Donald Trump sits and makes TV ratings joke during military ceremony to honour US flag

'They’re playing that in honour of his ratings. Did you see how good his ratings were?'

Tom Embury-Dennis
Thursday 12 October 2017 23:48 BST
Donald Trump laughs and jokes during solemn ceremony honouring US flag

Donald Trump made a joke about TV ratings during a solemn military ceremony that honours the American flag.

The US President was at the Air National Guard base in Pennsylvania when the “Retreat” bugle call started to play.

Tradition dictates that civilians are expected to put their hands over their hearts during the 25-second tune.

As the tune struck up the US leader, who never served in the US military, was being interviewed on Fox News.

Referring to the bugle as a “nice sound”, Mr Trump asked host Sean Hannity: “Are they playing that for you or for me?”

He added: "They’re playing that in honour of his ratings. Did you see how good his ratings were? He's beating everybody."

His comments led to scattered cheering and clapping in the crowd.

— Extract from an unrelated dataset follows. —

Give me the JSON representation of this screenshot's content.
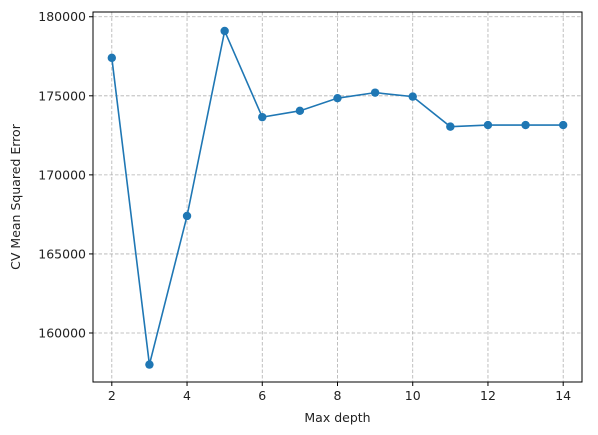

US military newspaper, the Fort Gordon Globe, reported that "Retreat" is traditionally played a time to secure the flag at the end of the day. Service members are expected to “show courtesy” and “respect” during the ceremony.

Part of tradition since before the American Revolutionary War, uniformed military personnel are required to stop and salute the flag, while civilians place their hand over their heart.

Mr Trump’s apparent ignorance of the custom follows weeks of condemnation from the 71-year-old about NFL players “disrespecting” the country’s flag by kneeling during the national anthem, which is traditionally played ahead of all American sporting events.

He told his supporters any “son of a b****” who decided to kneel should be “fired”.

He added that any team owner who did so, would "be the most popular person in this country."

The kneeling protests have been gaining momentum since Colin Kaepernick, an NFL quarterback currently without a team, went down during the national anthem at a pre-season game in 2016, in the wake of a number of shootings of black men by white police officers.

He said he wanted to protest “a country that oppresses black people, and people of colour”.